Der große Triumphator war Tadej Pogacar. Diese Dominanz ist schon beeindruckend, oder?

Man sieht ja am Ende oft diesen Abstand, den er hat. Das ist halt auch dem geschuldet, dass der einen guten Ticken besser ist als die Konkurrenz. Und das sehen die ja auch und konzentrieren sich dann lieber darauf, Platz zwei oder drei abzusichern. Und dann verändert sich halt das Rennen und du fährst nicht mehr so aggressiv nach bei Pogacar. Dadurch kommt er halt mit so einem großen Vorsprung an.

Trotzdem: Was macht ihn aus?

Ich bin der festen Überzeugung, dass der einfach den Ticken mehr Talent besitzt. Und was halt bei dem ist: Der ist ja alle Nachwuchsklassen durchgangen, der ist gut ausgebildet. Ich vergleiche das ein bisschen mit Peter Sagan. Und mit dem habe ich ja live trainiert und gesehen, was der wie gemacht hat. Und bei dem ist mir so richtig vor Augen geführt worden, was Talent ausmacht. Der hat im Trainingslager kaum Intervalle trainiert in den vier Wochen und ich fahre in der Woche fünf-, sechs- oder siebenmal Intervalle. Und dann kommen wir zum Tirreno und der fährt mit den besten Fahrern auf der Königsetappe mit und mich hängen die ab. Aber ich habe eigentlich viel besser trainiert – und er hat das halt alles mit Talent gemacht.

Sie haben in Ihrer Karriere so viele prägnante Radsportler erlebt. Wo stufen Sie Pogacar jetzt schon ein?

Ganz oben. Wenn du das Palmares anschaust und der in manchen Wertungen mit dem Hinault oder mit dem Eddy Merckx gleichzieht! Das wird noch nicht alles gewesen sein! Also ich sehe da jetzt auch niemanden, der da so richtig rankommt. Du hast noch Vingegaard und für die Eintagesrennen Evenepoel vielleicht noch.

Was stehen 2025 für Highlights auf dem Programm?

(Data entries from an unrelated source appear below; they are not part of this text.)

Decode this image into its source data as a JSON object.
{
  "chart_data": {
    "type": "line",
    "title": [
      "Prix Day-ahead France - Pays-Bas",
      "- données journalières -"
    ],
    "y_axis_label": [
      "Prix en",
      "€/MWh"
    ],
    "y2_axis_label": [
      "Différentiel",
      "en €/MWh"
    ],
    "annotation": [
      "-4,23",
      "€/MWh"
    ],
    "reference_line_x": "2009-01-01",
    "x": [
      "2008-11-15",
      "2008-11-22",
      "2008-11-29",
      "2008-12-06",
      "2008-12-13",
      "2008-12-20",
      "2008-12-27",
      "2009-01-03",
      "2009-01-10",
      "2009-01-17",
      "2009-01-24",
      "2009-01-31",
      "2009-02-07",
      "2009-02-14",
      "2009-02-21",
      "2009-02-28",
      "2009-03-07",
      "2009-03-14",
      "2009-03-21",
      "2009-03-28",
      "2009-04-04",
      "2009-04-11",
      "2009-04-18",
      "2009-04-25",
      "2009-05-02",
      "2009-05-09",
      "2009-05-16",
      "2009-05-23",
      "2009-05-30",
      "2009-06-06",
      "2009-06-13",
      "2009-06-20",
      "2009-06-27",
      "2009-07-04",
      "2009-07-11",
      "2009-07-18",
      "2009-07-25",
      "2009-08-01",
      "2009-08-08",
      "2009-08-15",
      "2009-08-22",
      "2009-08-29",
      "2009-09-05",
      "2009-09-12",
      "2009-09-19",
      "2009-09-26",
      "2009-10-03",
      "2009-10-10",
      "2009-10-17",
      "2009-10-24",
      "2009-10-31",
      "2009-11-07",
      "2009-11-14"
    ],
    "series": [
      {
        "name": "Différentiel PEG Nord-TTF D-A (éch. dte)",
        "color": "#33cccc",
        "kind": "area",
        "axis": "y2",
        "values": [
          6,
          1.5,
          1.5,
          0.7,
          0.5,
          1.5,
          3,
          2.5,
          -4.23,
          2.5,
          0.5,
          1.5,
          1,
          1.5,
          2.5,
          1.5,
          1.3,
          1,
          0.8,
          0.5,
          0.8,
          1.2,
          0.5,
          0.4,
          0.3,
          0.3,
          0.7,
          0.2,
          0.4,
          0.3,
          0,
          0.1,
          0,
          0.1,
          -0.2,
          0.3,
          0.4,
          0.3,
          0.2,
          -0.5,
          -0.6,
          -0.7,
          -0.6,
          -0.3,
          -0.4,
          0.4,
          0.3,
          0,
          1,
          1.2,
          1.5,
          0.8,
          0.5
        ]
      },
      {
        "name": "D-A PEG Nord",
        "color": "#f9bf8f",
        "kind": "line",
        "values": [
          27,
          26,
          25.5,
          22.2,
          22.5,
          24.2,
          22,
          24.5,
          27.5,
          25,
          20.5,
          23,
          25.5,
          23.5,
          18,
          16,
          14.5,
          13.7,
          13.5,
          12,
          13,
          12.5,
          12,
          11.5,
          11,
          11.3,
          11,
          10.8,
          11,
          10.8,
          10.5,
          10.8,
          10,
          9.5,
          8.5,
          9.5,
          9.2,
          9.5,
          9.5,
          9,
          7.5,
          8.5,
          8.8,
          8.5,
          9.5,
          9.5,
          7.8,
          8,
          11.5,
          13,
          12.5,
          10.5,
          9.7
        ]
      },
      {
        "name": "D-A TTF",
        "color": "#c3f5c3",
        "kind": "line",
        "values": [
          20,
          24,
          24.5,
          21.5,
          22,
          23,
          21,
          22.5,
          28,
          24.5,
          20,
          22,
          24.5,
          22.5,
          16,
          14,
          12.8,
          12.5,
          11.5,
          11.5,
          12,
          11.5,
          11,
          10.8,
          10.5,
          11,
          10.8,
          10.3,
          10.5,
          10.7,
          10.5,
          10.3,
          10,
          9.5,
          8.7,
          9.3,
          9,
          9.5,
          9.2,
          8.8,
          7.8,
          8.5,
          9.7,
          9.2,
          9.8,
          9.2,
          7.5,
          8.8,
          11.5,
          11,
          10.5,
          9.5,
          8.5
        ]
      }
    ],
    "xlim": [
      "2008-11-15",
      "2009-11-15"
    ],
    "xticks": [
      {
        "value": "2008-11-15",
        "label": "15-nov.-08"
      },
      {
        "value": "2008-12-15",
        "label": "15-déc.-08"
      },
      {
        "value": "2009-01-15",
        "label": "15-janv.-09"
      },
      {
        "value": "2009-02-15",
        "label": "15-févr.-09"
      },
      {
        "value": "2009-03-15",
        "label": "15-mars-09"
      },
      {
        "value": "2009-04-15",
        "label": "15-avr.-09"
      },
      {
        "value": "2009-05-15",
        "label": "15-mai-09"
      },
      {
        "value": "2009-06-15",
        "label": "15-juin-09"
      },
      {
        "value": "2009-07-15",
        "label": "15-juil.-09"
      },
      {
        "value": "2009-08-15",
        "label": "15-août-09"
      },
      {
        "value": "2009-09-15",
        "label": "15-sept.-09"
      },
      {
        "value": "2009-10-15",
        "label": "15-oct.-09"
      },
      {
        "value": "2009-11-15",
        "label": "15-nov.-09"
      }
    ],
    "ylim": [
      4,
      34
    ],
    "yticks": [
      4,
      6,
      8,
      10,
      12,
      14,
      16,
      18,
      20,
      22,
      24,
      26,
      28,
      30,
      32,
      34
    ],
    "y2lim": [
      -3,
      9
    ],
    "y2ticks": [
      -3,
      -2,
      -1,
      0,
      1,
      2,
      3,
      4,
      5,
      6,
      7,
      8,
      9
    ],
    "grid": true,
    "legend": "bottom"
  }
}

Auf alle Fälle wieder EM und WM, das ist ja eigentlich das Größte für uns auf der Verbandsebene. Es wäre schön, wenn wir wieder die Deutschlandtour fahren können. Und dann wäre es natürlich gut, wenn wir bei der WM und EM wieder Medaillen holen. Das haben wir ja dieses Jahr im Team-Relay geschafft. Da sind wir ja die letzten Jahre immer recht erfolgreich gewesen, aber bis ganz oben war es halt oft knapp. Das ist ja eine Kombination aus Frauen und Männern und es wäre schön, wenn sie zusammen einen Titel holen könnten.

Wer ist denn Ihr Hoffnungsträger für die Zukunft?

Das ist Niklas Behrens, der bei der U23 Weltmeister geworden ist. Der fährt für Visma im nächsten Jahr. Das ist ein Rennfahrer, auf den können wir uns in der Zukunft freuen! Der kommt vom Rudern, ist auch ein bisschen ein Quereinsteiger, aber der ist brutal stark.

Was sind für Sie die wichtigsten Aufgaben im nächsten Jahr?

Mein Event „Shades of Speed“ vorbereiten. Am 1. Dezember machen wir die Anmeldung auf, wir haben viele Neuerungen dazugenommen. Das ist jetzt mehr ein Festival, das von Freitag bis Sonntag läuft. Freitag mit Konzert, Samstag Familientag, wo wir erstmals eine Kinderstrecke anbieten, und am Sonntag ein ganz normales Programm mit sechs Strecken auf der Straße. Mit den Kindern gibt es einen Laufradparcours. Es ist mir wichtig, dass wir den Nachwuchs mitnehmen. Und am Samstag wollen wir die E-Biker mit reinnehmen. Es gibt so viele E-Biker hier in der Region, aber es gibt keine Veranstaltung für sie. Das Konzept aus Kulinarik und Sport mit gemeinschaftlichem Fahren wollen wir auch ihnen anbieten.